Train on 25000 samples, validate on 25000 samples
Epoch 1/1


<keras.callbacks.History at 0x27b01feeeb8>

In [77]:
from keras.regularizers import l2
from keras.constraints import maxnorm

qrnn_2 = Sequential()
qrnn_2.add(Dropout(0.1, input_shape=(seq_len,)))
qrnn_2.add(Embedding(vocab_size, 50, input_length=seq_len, weights=[emb]))
qrnn_2.add(Dropout(0.2))
qrnn_2.add(QRNN(128, window_size=4, dropout=0.7, 
                    W_regularizer=l2(1e-4), b_regularizer=l2(1e-4), 
                    W_constraint=maxnorm(10), b_constraint=maxnorm(10)))
qrnn_2.add(Dense(1, activation='sigmoid'))



In [74]:
qrnn_2.summary()

____________________________________________________________________________________________________
Layer (type)                     Output Shape          Param #     Connected to                     
dropout_21 (Dropout)             (None, 5000)          0           dropout_input_2[0][0]            
____________________________________________________________________________________________________
embedding_21 (Embedding)         (None, 500, 50)       250000      dropout_21[0][0]                 
____________________________________________________________________________________________________
dropout_22 (Dropout)             (None, 500, 50)       0           embedding_21[0][0]               
____________________________________________________________________________________________________
qrnn_27 (QRNN)                   (None, 128)           77184       dropout_22[0][0]                 
___________________________________________________________________________________________

Compile and train model as usual.

In [78]:
qrnn_2.compile(loss='binary_crossentropy', optimizer=Adam(), metrics=['accuracy'])

In [79]:
qrnn_2.fit(trn, y_train, validation_data=(test, y_test), nb_epoch=1, batch_size=16)

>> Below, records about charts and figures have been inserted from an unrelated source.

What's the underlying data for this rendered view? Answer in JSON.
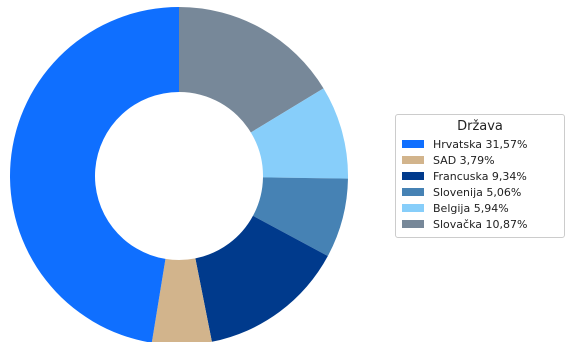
{
  "chart_data": {
    "type": "pie",
    "donut": true,
    "legend_title": "Država",
    "legend_position": "right",
    "start": "top",
    "direction": "clockwise",
    "slices": [
      {
        "label": "Slovačka 10,87%",
        "value": 10.87,
        "color": "#778899"
      },
      {
        "label": "Belgija 5,94%",
        "value": 5.94,
        "color": "#87cefa"
      },
      {
        "label": "Slovenija 5,06%",
        "value": 5.06,
        "color": "#4682b4"
      },
      {
        "label": "Francuska 9,34%",
        "value": 9.34,
        "color": "#003a8c"
      },
      {
        "label": "SAD 3,79%",
        "value": 3.79,
        "color": "#d2b48c"
      },
      {
        "label": "Hrvatska 31,57%",
        "value": 31.57,
        "color": "#0f6fff"
      }
    ],
    "legend_order": [
      "Hrvatska 31,57%",
      "SAD 3,79%",
      "Francuska 9,34%",
      "Slovenija 5,06%",
      "Belgija 5,94%",
      "Slovačka 10,87%"
    ]
  }
}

Train on 25000 samples, validate on 25000 samples
Epoch 1/1


<keras.callbacks.History at 0x27b977b4438>

In [82]:
qrnn_2.optimizer.lr = 1e-6

In [83]:
qrnn_2.fit(trn, y_train, validation_data=(test, y_test), nb_epoch=2, batch_size=16)

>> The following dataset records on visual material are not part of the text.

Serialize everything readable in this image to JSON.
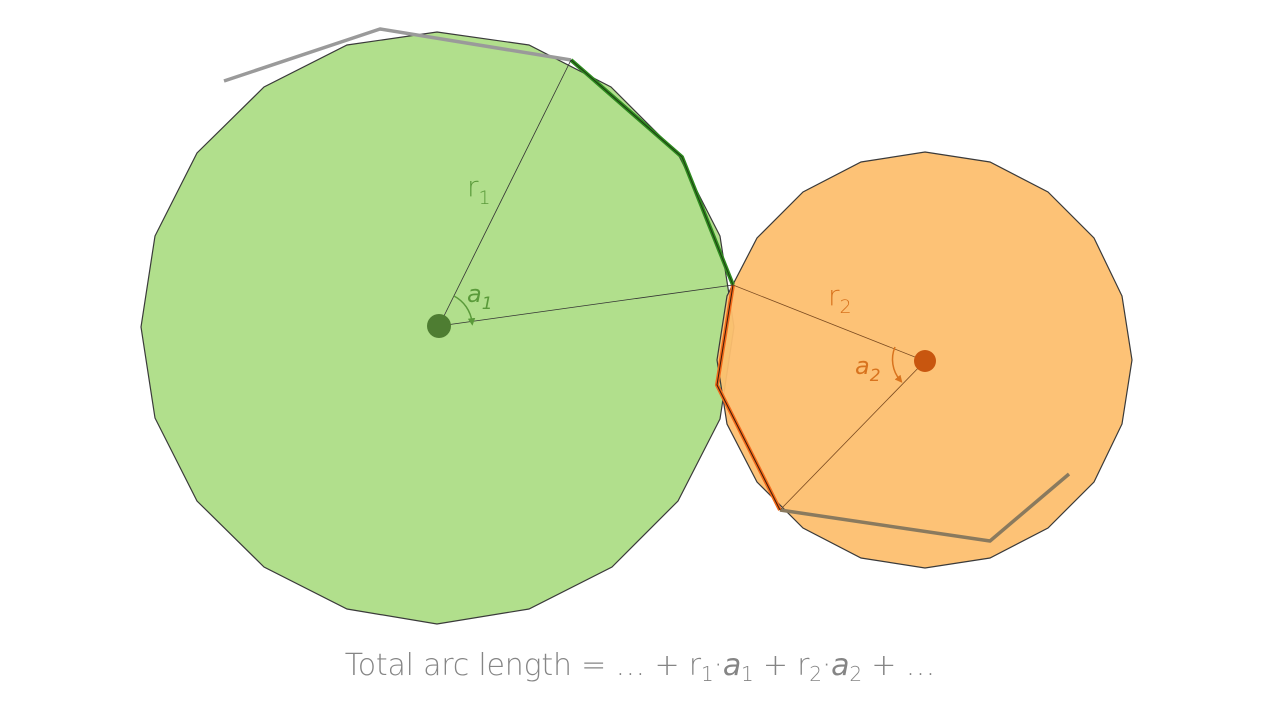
{
  "colors": {
    "green_fill": "#b1df8c",
    "green_stroke": "#2e8b1f",
    "green_label": "#5a9a3a",
    "green_center": "#4e7d32",
    "orange_fill": "#fdbf6f",
    "orange_stroke": "#f26a1b",
    "orange_label": "#d8731e",
    "orange_center": "#c8560f",
    "outline": "#3a3a3a",
    "path_gray": "#9a9a9a",
    "formula_text": "#858585"
  },
  "labels": {
    "r1": {
      "base": "r",
      "sub": "1"
    },
    "a1": {
      "base": "a",
      "sub": "1"
    },
    "r2": {
      "base": "r",
      "sub": "2"
    },
    "a2": {
      "base": "a",
      "sub": "2"
    }
  },
  "formula": {
    "prefix": "Total arc length = … + r",
    "sub1": "1",
    "dot1": "·",
    "a1": "a",
    "sub_a1": "1",
    "plus_mid": " + r",
    "sub2": "2",
    "dot2": "·",
    "a2": "a",
    "sub_a2": "2",
    "suffix": "+ …"
  }
}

Train on 25000 samples, validate on 25000 samples
Epoch 1/2
Epoch 2/2


<keras.callbacks.History at 0x27b97984400>

In [66]:
qrnn_2.optimizer.lr = 1e-6

In [68]:
qrnn_2.fit(trn, y_train, validation_data=(test, y_test), nb_epoch=3, batch_size=16)

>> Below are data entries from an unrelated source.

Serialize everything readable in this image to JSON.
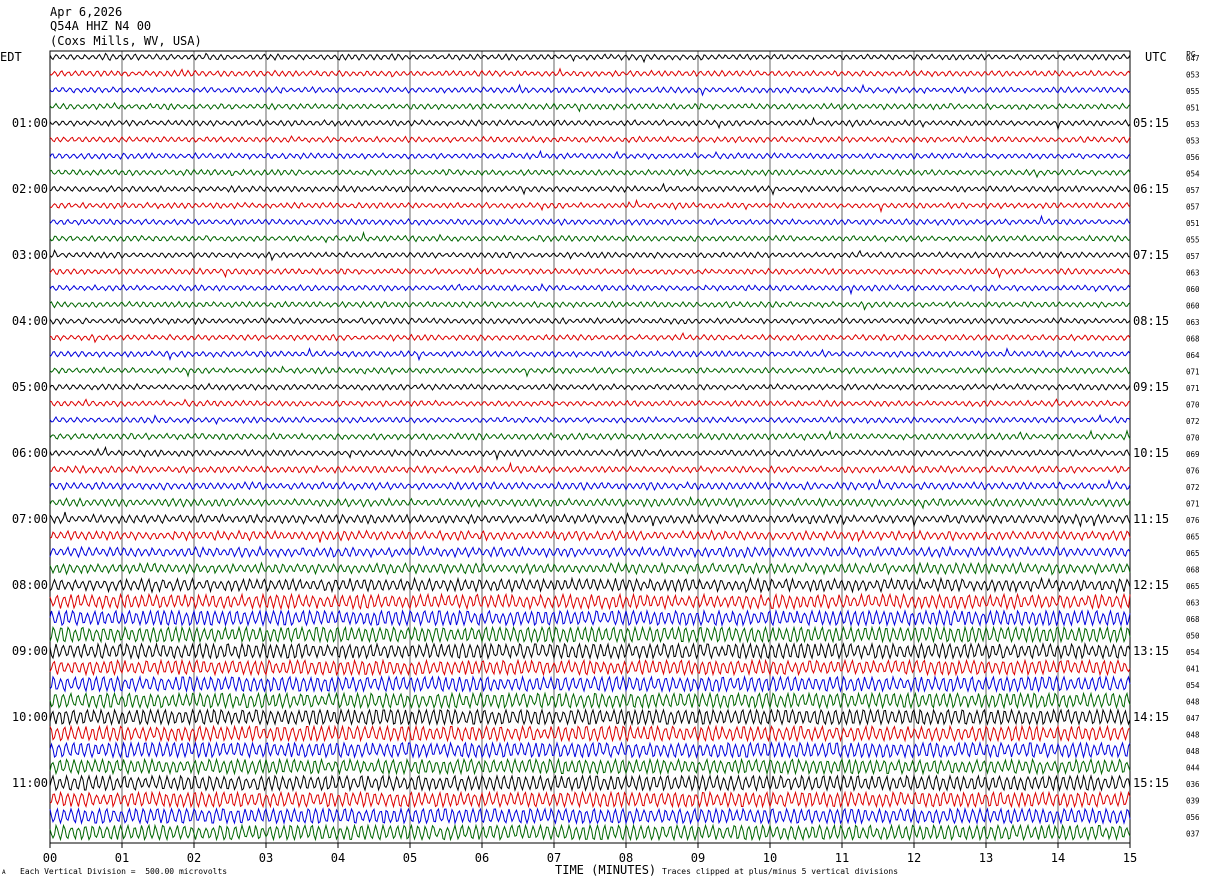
{
  "header": {
    "date": "Apr 6,2026",
    "station": "Q54A HHZ N4 00",
    "location": "(Coxs Mills, WV, USA)"
  },
  "left_tz_label": "EDT",
  "right_tz_label": "UTC",
  "right_col_label": "PG",
  "footer": {
    "scale_note": "Each Vertical Division =  500.00 microvolts",
    "clip_note": "Traces clipped at plus/minus 5 vertical divisions",
    "mark": "A"
  },
  "colors": {
    "trace_cycle": [
      "#000000",
      "#dd0000",
      "#0000dd",
      "#006600"
    ],
    "grid": "#000000"
  },
  "chart_data": {
    "type": "line",
    "title": "Q54A HHZ N4 00",
    "xlabel": "TIME (MINUTES)",
    "xlim": [
      0,
      15
    ],
    "x_ticks": [
      "00",
      "01",
      "02",
      "03",
      "04",
      "05",
      "06",
      "07",
      "08",
      "09",
      "10",
      "11",
      "12",
      "13",
      "14",
      "15"
    ],
    "left_hour_labels": [
      "01:00",
      "02:00",
      "03:00",
      "04:00",
      "05:00",
      "06:00",
      "07:00",
      "08:00",
      "09:00",
      "10:00",
      "11:00"
    ],
    "right_hour_labels": [
      "05:15",
      "06:15",
      "07:15",
      "08:15",
      "09:15",
      "10:15",
      "11:15",
      "12:15",
      "13:15",
      "14:15",
      "15:15"
    ],
    "trace_count": 48,
    "trace_values": [
      "047",
      "053",
      "055",
      "051",
      "053",
      "053",
      "056",
      "054",
      "057",
      "057",
      "051",
      "055",
      "057",
      "063",
      "060",
      "060",
      "063",
      "068",
      "064",
      "071",
      "071",
      "070",
      "072",
      "070",
      "069",
      "076",
      "072",
      "071",
      "076",
      "065",
      "065",
      "068",
      "065",
      "063",
      "068",
      "050",
      "054",
      "041",
      "054",
      "048",
      "047",
      "048",
      "048",
      "044",
      "036",
      "039",
      "056",
      "037"
    ],
    "trace_amplitude_profile": [
      1,
      1,
      1,
      1,
      1,
      1,
      1,
      1,
      1,
      1,
      1,
      1,
      1,
      1,
      1,
      1,
      1,
      1,
      1,
      1,
      1,
      1,
      1,
      1.1,
      1.1,
      1.2,
      1.3,
      1.4,
      1.5,
      1.6,
      1.7,
      1.8,
      2.2,
      2.6,
      3.0,
      3.2,
      3.0,
      2.8,
      3.0,
      3.0,
      3.2,
      3.0,
      3.0,
      2.8,
      3.0,
      3.0,
      3.2,
      3.0
    ]
  }
}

Train on 25000 samples, validate on 25000 samples
Epoch 1/3
Epoch 2/3
Epoch 3/3


<keras.callbacks.History at 0x27b91f7f320>

### Discussion
QRNN trains much faster than LSTM and yet still take into account the recurrent factor suggesting that QRNN may be much better than LSTM in terms of performance and computation. However, the train accuracy of QRNN is better CNN, but each epoch runs for a much longer time.

## Conclusion
From this, we can see that the training time for QRNN is much faster than LSTM and yet still can fit to a reasonable train accuracy. It is better than CNN performance but at a much longer time per epoch.

However, the QRNN faces the same issue of diverging traina and val loss as well, suggesting a need for more dropout at embedding layer (?) since both share the same characteristics. 

Overall the choice would be between QRNN and CNN.